Hal ini diungkapkannya dalam Dialog Ngeriung Bicara Sawit (NGEBAS) seri-IV bertemakan “Mandatori ISPO: Petani Mau Dibawa Kemana?”, yang diselenggarakan Majalah SAWIT INDONESIA dan DPP APKASINDO, Rabu (30 Juli 2020). Pembicara yang hadir antara lain Dr.Rosediana Suharto (Direktur Responsible Palm Oil Initiative), Diah Suradiredja ( Senior Advisor KEHATI ), Rismansyah Danasaputra (Perwakilan Lembaga Sertifikasi).
Gulat menjelaskan bahwa persoalan ini lah yang membuat keterlibatan petani dalam sertifikat ISPO sejak tahun 2015 sangat rendah, saat masih Permentan ISPO 2015 memang belum wajib bagi Petani untuk ISPO, namun di Perpres ISPO 2020 sudah diwajibkan pula.
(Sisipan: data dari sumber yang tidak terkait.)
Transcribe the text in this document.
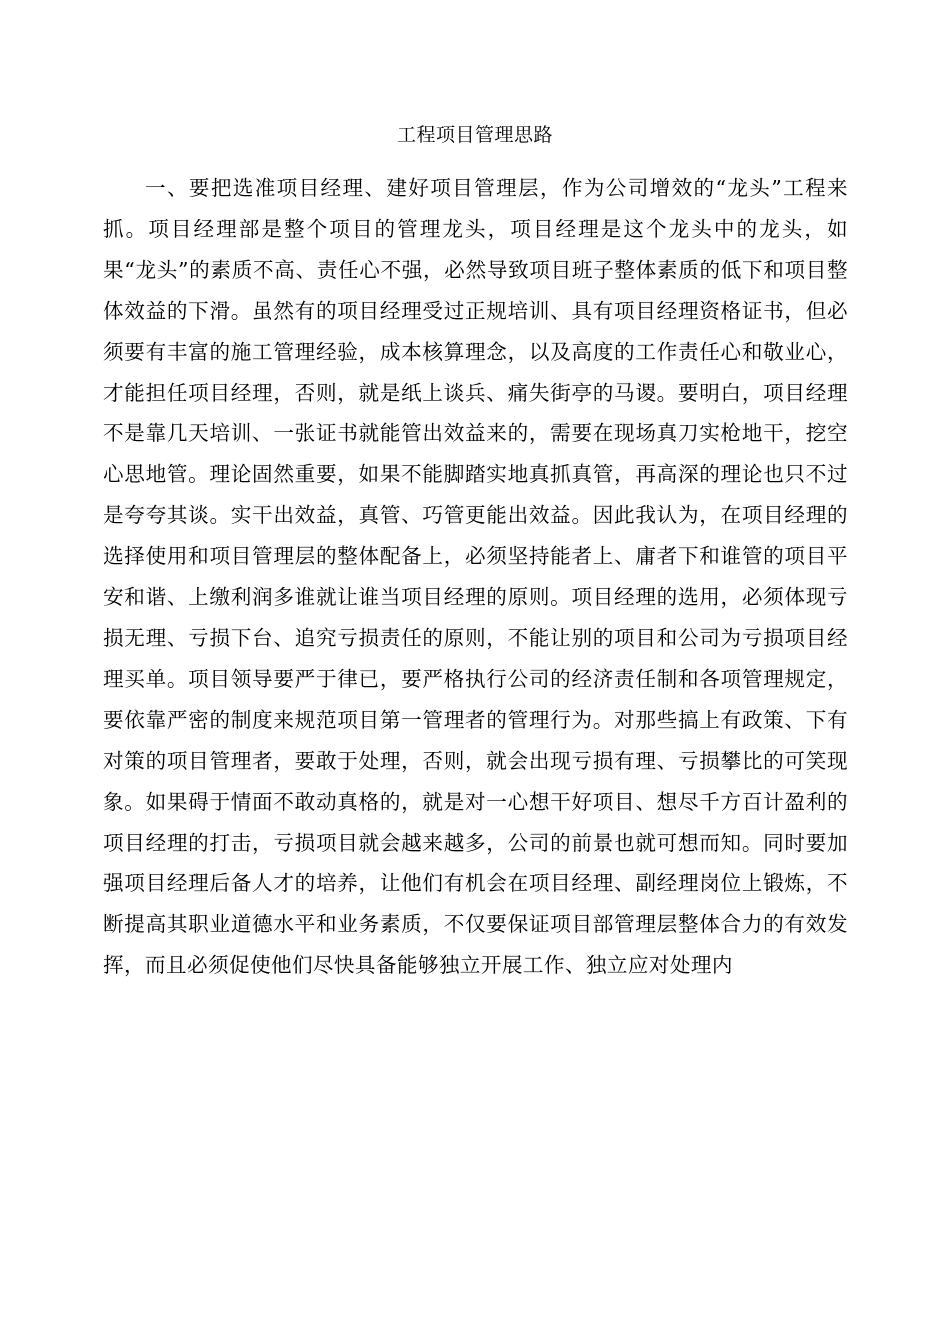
工程项目管理思路

一、要把选准项目经理、建好项目管理层，作为公司增效的“龙头”工程来抓。项目经理部是整个项目的管理龙头，项目经理是这个龙头中的龙头，如果“龙头”的素质不高、责任心不强，必然导致项目班子整体素质的低下和项目整体效益的下滑。虽然有的项目经理受过正规培训、具有项目经理资格证书，但必须要有丰富的施工管理经验，成本核算理念，以及高度的工作责任心和敬业心，才能担任项目经理，否则，就是纸上谈兵、痛失街亭的马谡。要明白，项目经理不是靠几天培训、一张证书就能管出效益来的，需要在现场真刀实枪地干，挖空心思地管。理论固然重要，如果不能脚踏实地真抓真管，再高深的理论也只不过是夸夸其谈。实干出效益，真管、巧管更能出效益。因此我认为，在项目经理的选择使用和项目管理层的整体配备上，必须坚持能者上、庸者下和谁管的项目平安和谐、上缴利润多谁就让谁当项目经理的原则。项目经理的选用，必须体现亏损无理、亏损下台、追究亏损责任的原则，不能让别的项目和公司为亏损项目经理买单。项目领导要严于律已，要严格执行公司的经济责任制和各项管理规定，要依靠严密的制度来规范项目第一管理者的管理行为。对那些搞上有政策、下有对策的项目管理者，要敢于处理，否则，就会出现亏损有理、亏损攀比的可笑现象。如果碍于情面不敢动真格的，就是对一心想干好项目、想尽千方百计盈利的项目经理的打击，亏损项目就会越来越多，公司的前景也就可想而知。同时要加强项目经理后备人才的培养，让他们有机会在项目经理、副经理岗位上锻炼，不断提高其职业道德水平和业务素质，不仅要保证项目部管理层整体合力的有效发挥，而且必须促使他们尽快具备能够独立开展工作、独立应对处理内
Merujuk data Komisi ISPO, setelah adanya aturan ISPO ini lima tahun yang lalu ,baru 12.270 hektare perkebunan sawit petani bersertifikat ISPO atau 0,21% dari luas total kebun sawit petani 5,807 juta hektare. Itu sebabnya, petani sangat khawatir apa bila mandatori (wajib) ISPO menjadi persoalan baru dan sangat serius. 54 bulan kedepan, Tanpa Sertifikasi ISPO, TBS petani berpeluang ditolak oleh PKS bersertifikat ISPO dan ini akan memperburuk situasi disaat Pemerintah berhasil di sektor kemandirian energi biodisel.
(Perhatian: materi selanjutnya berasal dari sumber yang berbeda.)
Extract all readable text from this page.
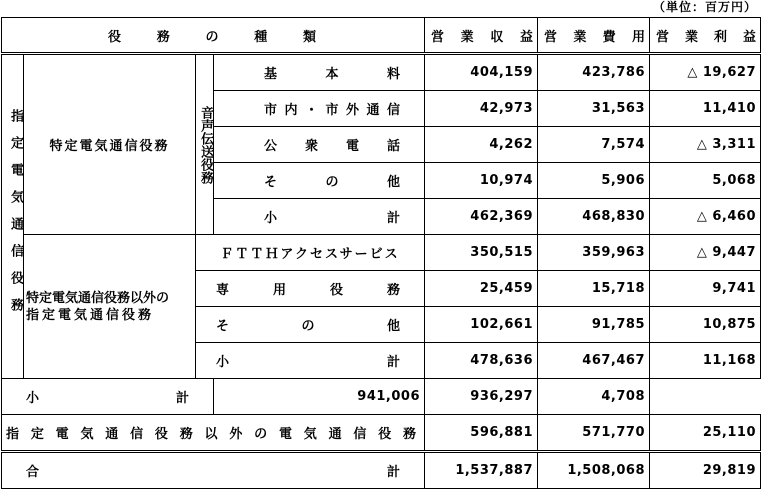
（単位：百万円）
役務の種類				営業収益	営業費用	営業利益

指定電気通信役務	特定電気通信役務	音声伝送役務	基本料	404,159	423,786	△ 19,627
			市内・市外通信	42,973	31,563	11,410
			公衆電話	4,262	7,574	△ 3,311
			その他	10,974	5,906	5,068
			小計	462,369	468,830	△ 6,460

	特定電気通信役務以外の
指定電気通信役務	ＦＴＴＨアクセスサービス		350,515	359,963	△ 9,447
		専用役務		25,459	15,718	9,741
		その他		102,661	91,785	10,875
		小計		478,636	467,467	11,168
小計			941,006	936,297	4,708	
指定電気通信役務以外の電気通信役務				596,881	571,770	25,110
合計				1,537,887	1,508,068	29,819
“Tidak menutup kemungkinan, petani akan tersingkir dalam rantai pasok sawit Indonesia, lantaran tidak mempunyai sertifikasi ISPO. Kami petani bukan tidak mendukung ISPO tetapi pemerintah dalam hal ini kementerian terkait sebaiknya mencarikan solusi atas hambatan yang dihadapi petani untuk dapat ISPO,” jelas Gulat yang juga Auditor ISPO.
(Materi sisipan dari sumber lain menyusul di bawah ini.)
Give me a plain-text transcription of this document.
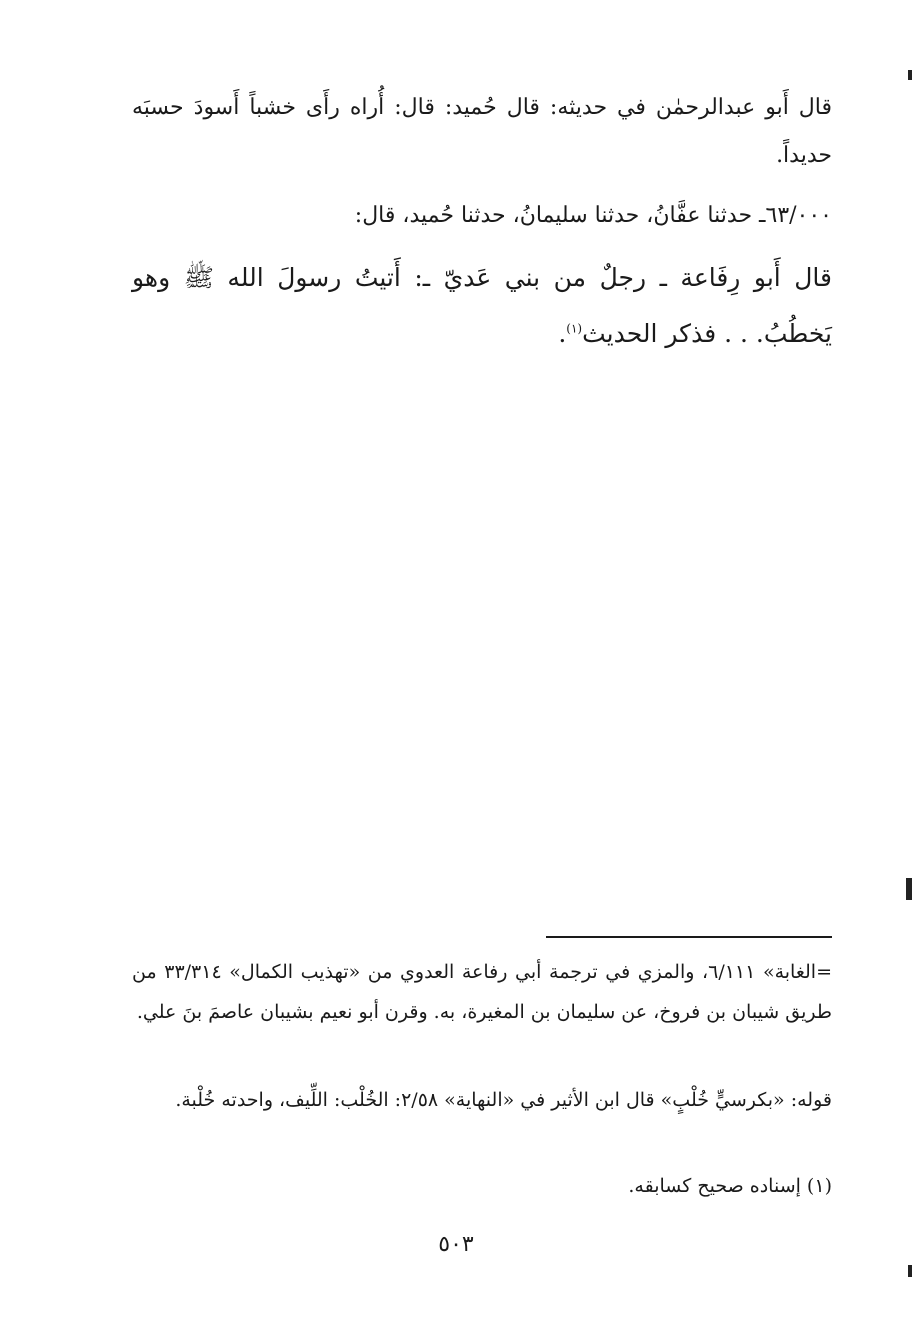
قال أَبو عبدالرحمٰن في حديثه: قال حُميد: قال: أُراه رأَى خشباً أَسودَ حسبَه حديداً.

٦٣/٠٠٠ـ حدثنا عفَّانُ، حدثنا سليمانُ، حدثنا حُميد، قال:

قال أَبو رِفَاعة ـ رجلٌ من بني عَديّ ـ: أَتيتُ رسولَ الله ﷺ وهو يَخطُبُ. . . فذكر الحديث$^{(١)}$.

=الغابة» ٦/١١١، والمزي في ترجمة أبي رفاعة العدوي من «تهذيب الكمال» ٣٣/٣١٤ من طريق شيبان بن فروخ، عن سليمان بن المغيرة، به. وقرن أبو نعيم بشيبان عاصمَ بنَ علي.

قوله: «بكرسيٍّ خُلْبٍ» قال ابن الأثير في «النهاية» ٢/٥٨: الخُلْب: اللِّيف، واحدته خُلْبة.

(١) إسناده صحيح كسابقه.

٥٠٣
Dalam Jurnal Ilmu Lingkungan terbitan Sekolah Pasca sarjana Universitas Diponegoro pada, Arya Hadi Dharmawan, dkk menyusun penelitian berjudul Kesiapan Petani Kelapa Sawit Swadaya dalam Implementasi ISPO: Persoalan Lingkungan Hidup, Legalitas dan Keberlanjutan. Penelitian ini berlangsung di tiga desa yang berada di Kalimantan Tengah, Kalimantan Timur dan Riau. Kesimpulan penelitian yaitu Kesimpulan Dengan melihat pada kesiapan petani kelapa sawit swadaya di tiga lokasi penelitian dalam menghadapi implementasi ISPO, secara struktur nafkah dinyatakan tidak siap karena pendapatan dari oil palm bukan merupakan sumber nafkah utama atau dominan. Dari sisi legalitas lahan juga tidak siap karena kebanyakan kebun menghadapi persoalan legalitas lahan (ketiadaan alas legal berupa sertifikat tanah) dimana konflik agraria antara kebun dan kawasan lindung tampak muncul di semua desa kasus. Dari sisi legalitas bibit juga dinyatakan tidak siap untuk mengimplementasikan ISPO karena sebagian besar petani kelapa sawit swadaya menggunakan bibit yang tidak jelas asal-usulnya. Jika sekali pun dinyatakan bersertifikat, tetapi bibit tersebut teridentifikasi bukan berasal dari lembaga yang berwenang untuk mengeluarkan sertifikat bibit. Dari legalitas pengelolaan lingkungan hidup juga dinyatakan tidak siap karena sebagian besar petani tidak mengetahui prinsip-prinsip pengelolaan lingkungan sesuai dengan standar ISPO yang ideal.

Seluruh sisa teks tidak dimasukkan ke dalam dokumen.